Westminster Abbey's part of Deerhurst hundred, which may have been separately administered from the mid-11th century, was not named as a separate hundred in the 12th-century Pipe Rolls, (fn. 8) and in 1276, though distinguished as a liberty, was not explicitly called a hundred. (fn. 9) Westminster hundred occurs by that name in 1303. (fn. 10)
While the hundred was a fragment of a larger one, some of its constituent parts were fragments of townships and may have originated in the division of single estates. Westminster Abbey's parts of the places named in Domesday as divided between the abbey and other tenants in chief can be identified in later sources: Hayden and Withy Bridge in Boddington; (fn. 11) Wightfield and Apperley and part of Deerhurst Walton in Deerhurst; (fn. 12) in Leigh, Evington; and in Tirley, Tirley Rye. (fn. 13) Between 1086 and 1327 Kemerton came wholly within Tewkesbury hundred, (fn. 14) and part of Bourton-on-the-Hill was transferred to Tewkesbury hundred apparently in the late 11th century. (fn. 15) After 1327 there was no change in the make-up of Westminster hundred until 1844, when Sutton-under-Brailes was transferred to Warwickshire. (fn. 16)
The hundred continued to belong to Westminster Abbey, which held a twice-yearly court leet at Plaistow in Deerhurst, of which rolls survive, with large gaps, for the period c. 1386–1786. (fn. 17) The abbey's tenants in Moreton-in-Marsh, Bourton-on-the-Hill, Todenham, and Sutton-under-Brailes did not attend this court; view of frankpledge for them was at Moreton-in-Marsh. (fn. 18)

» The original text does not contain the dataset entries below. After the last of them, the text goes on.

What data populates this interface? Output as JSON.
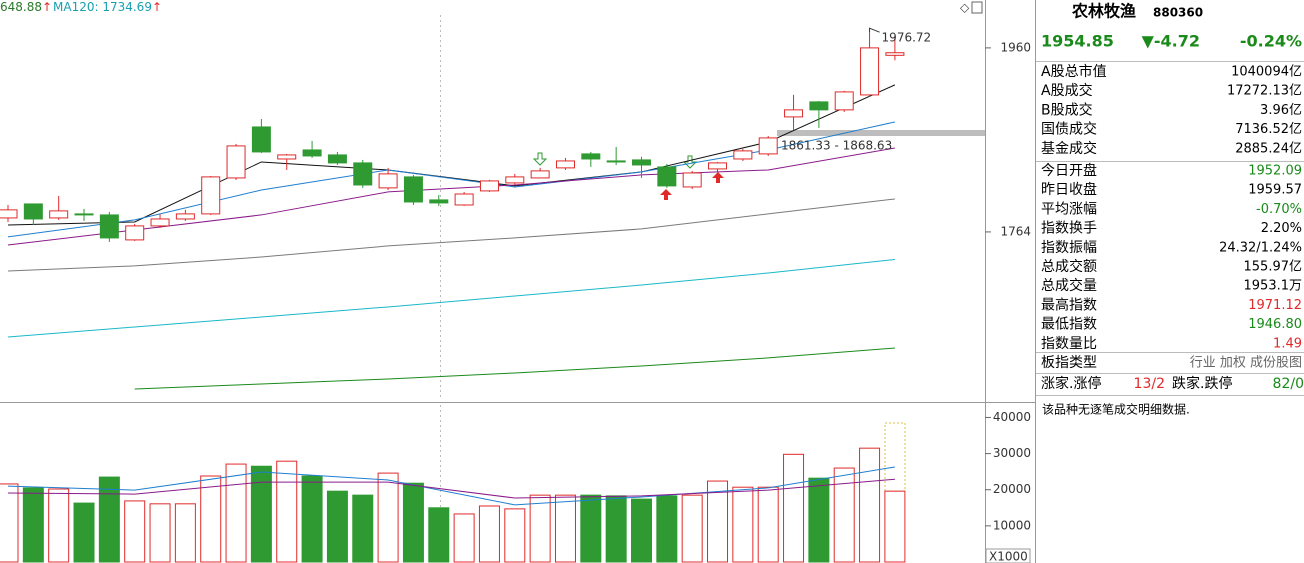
{
  "price_chart": {
    "header_labels": [
      {
        "text": "648.88",
        "arrow": "↑",
        "color": "#2a7a2a"
      },
      {
        "text": "MA120: 1734.69",
        "arrow": "↑",
        "color": "#1a9fb0"
      }
    ],
    "ylim": [
      1585,
      2011
    ],
    "yticks": [
      1764,
      1960
    ],
    "up_color": "#e02a2a",
    "down_color": "#2f9a32",
    "candles": [
      {
        "open": 1778.9,
        "high": 1792.7,
        "low": 1774.6,
        "close": 1787.5
      },
      {
        "open": 1793.8,
        "high": 1793.8,
        "low": 1771.4,
        "close": 1777.8
      },
      {
        "open": 1778.9,
        "high": 1802.3,
        "low": 1776.8,
        "close": 1786.4
      },
      {
        "open": 1783.2,
        "high": 1788.5,
        "low": 1775.7,
        "close": 1782.1
      },
      {
        "open": 1782.1,
        "high": 1785.3,
        "low": 1753.3,
        "close": 1757.6
      },
      {
        "open": 1755.5,
        "high": 1772.5,
        "low": 1754.4,
        "close": 1770.4
      },
      {
        "open": 1770.4,
        "high": 1783.2,
        "low": 1768.2,
        "close": 1777.8
      },
      {
        "open": 1777.8,
        "high": 1787.5,
        "low": 1775.7,
        "close": 1783.2
      },
      {
        "open": 1783.2,
        "high": 1823.6,
        "low": 1782.1,
        "close": 1822.6
      },
      {
        "open": 1821.5,
        "high": 1857.7,
        "low": 1819.4,
        "close": 1855.6
      },
      {
        "open": 1875.8,
        "high": 1884.3,
        "low": 1848.1,
        "close": 1849.2
      },
      {
        "open": 1841.7,
        "high": 1847.1,
        "low": 1830.0,
        "close": 1846.0
      },
      {
        "open": 1851.3,
        "high": 1860.9,
        "low": 1842.8,
        "close": 1844.9
      },
      {
        "open": 1846.0,
        "high": 1849.2,
        "low": 1835.3,
        "close": 1837.5
      },
      {
        "open": 1837.5,
        "high": 1840.7,
        "low": 1810.9,
        "close": 1814.0
      },
      {
        "open": 1810.9,
        "high": 1832.2,
        "low": 1808.7,
        "close": 1825.8
      },
      {
        "open": 1822.6,
        "high": 1824.7,
        "low": 1792.7,
        "close": 1795.9
      },
      {
        "open": 1798.1,
        "high": 1803.4,
        "low": 1791.7,
        "close": 1794.9
      },
      {
        "open": 1792.7,
        "high": 1806.6,
        "low": 1791.7,
        "close": 1804.4
      },
      {
        "open": 1807.7,
        "high": 1819.4,
        "low": 1806.6,
        "close": 1818.3
      },
      {
        "open": 1816.2,
        "high": 1825.8,
        "low": 1814.0,
        "close": 1822.6
      },
      {
        "open": 1821.5,
        "high": 1832.2,
        "low": 1821.5,
        "close": 1829.0
      },
      {
        "open": 1832.2,
        "high": 1842.8,
        "low": 1830.0,
        "close": 1839.6
      },
      {
        "open": 1847.1,
        "high": 1849.2,
        "low": 1833.2,
        "close": 1841.7
      },
      {
        "open": 1839.6,
        "high": 1854.5,
        "low": 1835.3,
        "close": 1838.5
      },
      {
        "open": 1840.7,
        "high": 1843.9,
        "low": 1821.5,
        "close": 1835.3
      },
      {
        "open": 1833.2,
        "high": 1836.4,
        "low": 1810.9,
        "close": 1813.0
      },
      {
        "open": 1811.9,
        "high": 1829.0,
        "low": 1809.8,
        "close": 1826.8
      },
      {
        "open": 1831.1,
        "high": 1838.5,
        "low": 1827.9,
        "close": 1837.5
      },
      {
        "open": 1841.7,
        "high": 1852.4,
        "low": 1839.6,
        "close": 1850.3
      },
      {
        "open": 1847.1,
        "high": 1866.2,
        "low": 1844.9,
        "close": 1864.1
      },
      {
        "open": 1886.5,
        "high": 1910.0,
        "low": 1872.6,
        "close": 1894.0
      },
      {
        "open": 1902.5,
        "high": 1903.5,
        "low": 1874.8,
        "close": 1894.0
      },
      {
        "open": 1894.0,
        "high": 1914.2,
        "low": 1891.8,
        "close": 1913.1
      },
      {
        "open": 1909.9,
        "high": 1976.72,
        "low": 1907.8,
        "close": 1960.0
      },
      {
        "open": 1952.09,
        "high": 1971.12,
        "low": 1946.8,
        "close": 1954.85
      }
    ],
    "ma_x": [
      0,
      5,
      10,
      15,
      20,
      25,
      30,
      35
    ],
    "ma_series": [
      {
        "color": "#111111",
        "values": [
          1771.4,
          1774.6,
          1838.5,
          1830.0,
          1813.0,
          1827.9,
          1859.8,
          1920.6
        ]
      },
      {
        "color": "#1f7fd0",
        "values": [
          1758.7,
          1776.8,
          1808.7,
          1830.0,
          1811.9,
          1827.9,
          1851.3,
          1881.1
        ]
      },
      {
        "color": "#8a1a8a",
        "values": [
          1750.1,
          1766.1,
          1782.1,
          1806.6,
          1814.0,
          1824.7,
          1830.0,
          1853.4
        ]
      },
      {
        "color": "#7a7a7a",
        "values": [
          1722.4,
          1727.8,
          1737.3,
          1749.1,
          1757.6,
          1767.2,
          1783.2,
          1799.1
        ]
      },
      {
        "color": "#1ab8c8",
        "values": [
          1652.1,
          1662.8,
          1673.4,
          1684.1,
          1695.8,
          1707.5,
          1720.3,
          1734.69
        ]
      },
      {
        "color": "#1a8a1a",
        "values": [
          null,
          1596.7,
          1602.1,
          1607.4,
          1613.8,
          1621.2,
          1629.8,
          1640.4
        ]
      }
    ],
    "high_label": "1976.72",
    "range_label": "1861.33 - 1868.63"
  },
  "volume_chart": {
    "ylim": [
      0,
      44000
    ],
    "yticks": [
      10000,
      20000,
      30000,
      40000
    ],
    "unit": "X1000",
    "values": [
      21600,
      20500,
      20200,
      16300,
      23500,
      16900,
      16100,
      16100,
      23800,
      27100,
      26500,
      27900,
      23800,
      19600,
      18500,
      24600,
      21800,
      15000,
      13300,
      15500,
      14700,
      18500,
      18500,
      18500,
      18300,
      17400,
      18300,
      18500,
      22400,
      20700,
      20700,
      29800,
      23200,
      26000,
      31500,
      19600
    ],
    "ma_series": [
      {
        "color": "#1f7fd0",
        "values": [
          21000,
          19900,
          24900,
          22700,
          15800,
          18000,
          20500,
          26300
        ]
      },
      {
        "color": "#8a1a8a",
        "values": [
          19100,
          18800,
          22100,
          22100,
          17700,
          18300,
          19900,
          22900
        ]
      }
    ]
  },
  "quote_panel": {
    "name": "农林牧渔",
    "code": "880360",
    "price": "1954.85",
    "change": "▼-4.72",
    "change_pct": "-0.24%",
    "quote_color": "#1a8a1a",
    "rows": [
      {
        "label": "A股总市值",
        "value": "1040094亿"
      },
      {
        "label": "A股成交",
        "value": "17272.13亿"
      },
      {
        "label": "B股成交",
        "value": "3.96亿"
      },
      {
        "label": "国债成交",
        "value": "7136.52亿"
      },
      {
        "label": "基金成交",
        "value": "2885.24亿"
      },
      {
        "label": "今日开盘",
        "value": "1952.09",
        "color": "#1a8a1a"
      },
      {
        "label": "昨日收盘",
        "value": "1959.57"
      },
      {
        "label": "平均涨幅",
        "value": "-0.70%",
        "color": "#1a8a1a"
      },
      {
        "label": "指数换手",
        "value": "2.20%"
      },
      {
        "label": "指数振幅",
        "value": "24.32/1.24%"
      },
      {
        "label": "总成交额",
        "value": "155.97亿"
      },
      {
        "label": "总成交量",
        "value": "1953.1万"
      },
      {
        "label": "最高指数",
        "value": "1971.12",
        "color": "#e02a2a"
      },
      {
        "label": "最低指数",
        "value": "1946.80",
        "color": "#1a8a1a"
      },
      {
        "label": "指数量比",
        "value": "1.49",
        "color": "#e02a2a"
      },
      {
        "label": "板指类型",
        "value": "行业 加权 成份股图",
        "color": "#666666"
      }
    ],
    "breadth": {
      "up_label": "涨家.涨停",
      "up_value": "13/2",
      "down_label": "跌家.跌停",
      "down_value": "82/0",
      "up_color": "#e02a2a",
      "down_color": "#1a8a1a"
    },
    "note": "该品种无逐笔成交明细数据."
  }
}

This separation was reflected, by the early 18th century, in the partition of the hundred between upper and lower divisions: in 1716 there was a separate high constable for each, (fn. 19) and the divisions were also separate fiscal (fn. 20) and censal units. (fn. 21) The histories of the parishes in the lower division are not included in the present volume. Of the parishes in the upper division, the history of Sutton-under-Brailes is contained in a volume on Warwickshire, (fn. 22) and that of Bourton-on-the-Hill in the present volume (fn. 23) as part of Tewkesbury hundred.